Mother Nature cancels BC Premier's trip to Nelson, candidates find campaigning challenging during COVID-19
It has been a challenge to campaign during the COVID-19 pandemic for candidates, including respective party leaders.
However, it wasn’t COVID-19 that upset the apple cart for Nelson-Creston candidate Brittny Anderson as the NDP attempted to bring provincial leader John Horgan to the West Kootenay for a campaign stop in the Heritage City Saturday afternoon.
No, COVID-19 wasn’t to blame, it was Mother Nature doing what she does best to travelers in the West Kootenay.
Fog rolled through the region Saturday causing the Horgan team to cancel plans to fly into Castlegar and remain in Revelstoke, the other stop on the tour for the duration of the day.
However, a little fog didn’t stop Anderson and Kootenay West BC NDP candidate Katrine Conroy for holding a social-distancing rally Saturday afternoon on the deck at Railtown Coffee to discuss the like the BC NDP government’s $500 million strategic investment fund will make the Kootenays the model for diversified local economies.
Anderson and Conroy met with local innovators to discuss the regional Kootenay tech sector, their successes and plans for the future, including representatives from the Kootenay Association for Science and Technology (KAST), Selkirk College, SMRT1 Technologies and DPace.
“Nelson is quickly developing a reputation as a vibrant tech hub for bright entrepreneurs who are looking for locations outside of major centres,” said Anderson.
“With the ability to work from literally anywhere, these tech companies understand that many of their workers want experiences that only places like the Kootenays can provide, with immediate access to outdoors, wilderness and clean, family-friendly small-city lifestyles.”
This election campaign has been far from normal thanks to COVID-19.
BC Public Health Officer Dr. Bonnie Henry has pleaded with citizens to practice social distancing as well as keep their groups small as the provincial grapples with bringing new case numbers down.
“We have strict Covid safe protocols for our foot canvassers, and we are phoning voters all across the riding,” explained Nicole Charlwood of the Nelson-Creston Green Party as the candidate uses other way to connect with voters.
“A lot of the campaign is online, Facebook, Instagram,” added Charlwood, who kicked off the campaign Friday in Nelson with a bike ride down Baker Street before hosting the official launch in front of Nelson City Hall.
Nelson-Creston Liberal candidate Tanya Finley is also working through social media to reach voters as well as following Dr.
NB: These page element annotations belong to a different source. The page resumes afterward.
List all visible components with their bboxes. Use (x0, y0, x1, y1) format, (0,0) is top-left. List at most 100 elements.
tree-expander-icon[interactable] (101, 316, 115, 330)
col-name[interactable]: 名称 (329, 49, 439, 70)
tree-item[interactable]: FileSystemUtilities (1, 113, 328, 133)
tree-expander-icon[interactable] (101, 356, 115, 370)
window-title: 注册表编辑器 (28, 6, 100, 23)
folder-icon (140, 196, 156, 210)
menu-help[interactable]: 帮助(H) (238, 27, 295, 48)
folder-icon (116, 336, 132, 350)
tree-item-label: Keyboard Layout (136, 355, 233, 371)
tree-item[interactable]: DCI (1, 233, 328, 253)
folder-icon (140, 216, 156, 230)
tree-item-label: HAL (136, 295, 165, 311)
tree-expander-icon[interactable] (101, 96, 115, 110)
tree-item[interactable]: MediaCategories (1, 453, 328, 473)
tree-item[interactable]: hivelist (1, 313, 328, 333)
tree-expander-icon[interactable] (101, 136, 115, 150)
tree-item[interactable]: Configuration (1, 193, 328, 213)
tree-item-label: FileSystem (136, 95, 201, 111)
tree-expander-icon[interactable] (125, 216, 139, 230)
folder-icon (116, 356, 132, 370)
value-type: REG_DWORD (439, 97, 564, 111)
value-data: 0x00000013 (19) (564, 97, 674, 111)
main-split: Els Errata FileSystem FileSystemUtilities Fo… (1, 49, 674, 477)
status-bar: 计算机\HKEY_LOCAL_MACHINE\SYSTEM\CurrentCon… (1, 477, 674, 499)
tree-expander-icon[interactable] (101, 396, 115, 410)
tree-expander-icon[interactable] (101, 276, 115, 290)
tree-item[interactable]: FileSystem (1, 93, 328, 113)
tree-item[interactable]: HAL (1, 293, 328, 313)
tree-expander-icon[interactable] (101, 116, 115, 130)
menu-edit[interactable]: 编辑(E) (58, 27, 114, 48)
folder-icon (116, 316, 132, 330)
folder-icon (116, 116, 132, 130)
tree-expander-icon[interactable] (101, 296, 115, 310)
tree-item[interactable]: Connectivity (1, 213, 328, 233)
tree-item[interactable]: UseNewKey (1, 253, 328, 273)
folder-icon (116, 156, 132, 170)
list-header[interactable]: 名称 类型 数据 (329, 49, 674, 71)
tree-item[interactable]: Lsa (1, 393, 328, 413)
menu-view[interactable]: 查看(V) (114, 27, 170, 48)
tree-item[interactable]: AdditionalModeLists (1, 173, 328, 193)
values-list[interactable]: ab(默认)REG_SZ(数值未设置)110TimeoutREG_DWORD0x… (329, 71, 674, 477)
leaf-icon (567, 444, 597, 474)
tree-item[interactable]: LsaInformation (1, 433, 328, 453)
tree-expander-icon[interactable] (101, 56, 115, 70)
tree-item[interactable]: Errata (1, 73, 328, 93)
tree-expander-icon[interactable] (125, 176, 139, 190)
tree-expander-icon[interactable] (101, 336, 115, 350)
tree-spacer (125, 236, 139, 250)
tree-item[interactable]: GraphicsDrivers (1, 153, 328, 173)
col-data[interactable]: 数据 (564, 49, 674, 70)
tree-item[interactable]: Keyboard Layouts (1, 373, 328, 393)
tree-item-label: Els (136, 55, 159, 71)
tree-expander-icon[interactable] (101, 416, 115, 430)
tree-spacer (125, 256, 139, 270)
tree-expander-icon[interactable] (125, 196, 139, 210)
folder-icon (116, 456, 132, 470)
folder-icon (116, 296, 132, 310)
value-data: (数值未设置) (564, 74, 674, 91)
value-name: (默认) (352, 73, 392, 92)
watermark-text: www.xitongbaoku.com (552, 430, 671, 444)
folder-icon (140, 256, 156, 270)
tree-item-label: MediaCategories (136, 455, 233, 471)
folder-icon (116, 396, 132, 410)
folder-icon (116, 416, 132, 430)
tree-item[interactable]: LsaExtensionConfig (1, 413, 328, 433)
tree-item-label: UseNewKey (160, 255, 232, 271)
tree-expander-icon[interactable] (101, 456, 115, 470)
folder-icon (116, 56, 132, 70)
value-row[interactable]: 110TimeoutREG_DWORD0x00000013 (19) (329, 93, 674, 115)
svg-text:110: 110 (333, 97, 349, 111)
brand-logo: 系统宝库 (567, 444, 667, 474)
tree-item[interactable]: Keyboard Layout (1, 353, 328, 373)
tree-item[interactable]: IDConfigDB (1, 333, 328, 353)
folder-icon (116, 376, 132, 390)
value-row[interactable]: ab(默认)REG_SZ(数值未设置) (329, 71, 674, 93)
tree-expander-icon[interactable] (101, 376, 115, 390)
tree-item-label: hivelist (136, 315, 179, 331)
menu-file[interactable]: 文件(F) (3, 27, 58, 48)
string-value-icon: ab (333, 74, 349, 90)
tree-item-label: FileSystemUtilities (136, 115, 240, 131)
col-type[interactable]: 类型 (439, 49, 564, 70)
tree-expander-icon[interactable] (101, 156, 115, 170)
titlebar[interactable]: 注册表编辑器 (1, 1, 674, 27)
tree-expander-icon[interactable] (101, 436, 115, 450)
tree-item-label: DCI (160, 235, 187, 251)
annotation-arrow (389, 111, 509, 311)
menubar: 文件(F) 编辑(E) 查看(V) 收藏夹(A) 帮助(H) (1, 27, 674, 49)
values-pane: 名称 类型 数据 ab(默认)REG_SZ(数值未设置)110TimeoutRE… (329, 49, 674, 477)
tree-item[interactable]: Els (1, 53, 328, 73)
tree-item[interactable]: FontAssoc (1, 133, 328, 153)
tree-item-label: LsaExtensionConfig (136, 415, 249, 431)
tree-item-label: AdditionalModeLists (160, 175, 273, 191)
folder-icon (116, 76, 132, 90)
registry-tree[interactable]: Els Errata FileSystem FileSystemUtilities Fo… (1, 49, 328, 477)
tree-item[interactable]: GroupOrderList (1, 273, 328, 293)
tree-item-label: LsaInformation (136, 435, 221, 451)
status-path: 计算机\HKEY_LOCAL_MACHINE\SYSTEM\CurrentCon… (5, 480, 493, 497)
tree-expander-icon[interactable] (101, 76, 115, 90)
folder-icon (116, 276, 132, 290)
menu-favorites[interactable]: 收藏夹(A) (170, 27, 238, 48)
Henry’s advice.
“We are meeting people individually, wearing masks, and staying physically-distanced, and we’ve had a huge amount of support from people who have said ‘We’ll work on your behalf within our own social bubble to get you elected’, which has been amazing and humbling,” Finley said.
Saturday at Railtown Coffee was a demonstration by Anderson and Conroy on campaigning in COVID-19 times.
“We had a great conversation with those present at railtown about the tech economy in the region. We heard about amazing advancements of local companies into national and global markets while being based here,” said Conroy.
“Local innovators have high praise for the work of KAST and other individuals in creating a tech community that is connected and supportive of one another.”
Conroy said the BC NDP’s $1.5 billion-dollar economic recovery plan includes a $500 million strategic investment fund that will help Kootenay communities expand as a model for diversified local economies, adding this commitment is designed to help make sure BC talent, intellectual property, and good jobs stay in the province.
Horgan’s economic recovery plan includes investing an additional $90 million to expand high-speed networks – the single largest in BC’s history – with continued investment until all regions of the province are connected. This will help places like Nelson create good tech jobs locally and keep top talent close to home.
“It’s more important than ever to keep creating opportunities that grow the tech industry, and create good jobs in our rural region,” said Anderson.
Anderson and Conroy said Premier Horgan’s plan to support BC’s tech sector also includes:
- Funding 2,000 new tech seats at post-secondary institutions to build on progress made in the BC NDP government’s first term.
- Supporting new investment in clean technologies and efficiency in construction design through CleanBC.
- Helping people get the digital marketing training they need to grow their business online through the economic recovery.
Nelson-Creston has been represented NDP MLA Michelle Mungall since 2009.
However, Mungall decided not to seek re-election, leaving the riding wide open to the four candidates — Anderson, Finley, Charlwood and Terry Tiessen of the BC Libertarian Party.
In 2017, Mungall retained the seat for the NDP with a comfortable 14.03 per cent margin over Kim Charlesworth of the Green Party and Tanya Wall of the BC Liberal Party.
The Election Day is Saturday, October 24 from 8 a.m. to 8 p.m.
Advance polls are open from Thursday, October 15 to Wednesday, October 21 from 8 a.m. to 8 p.m.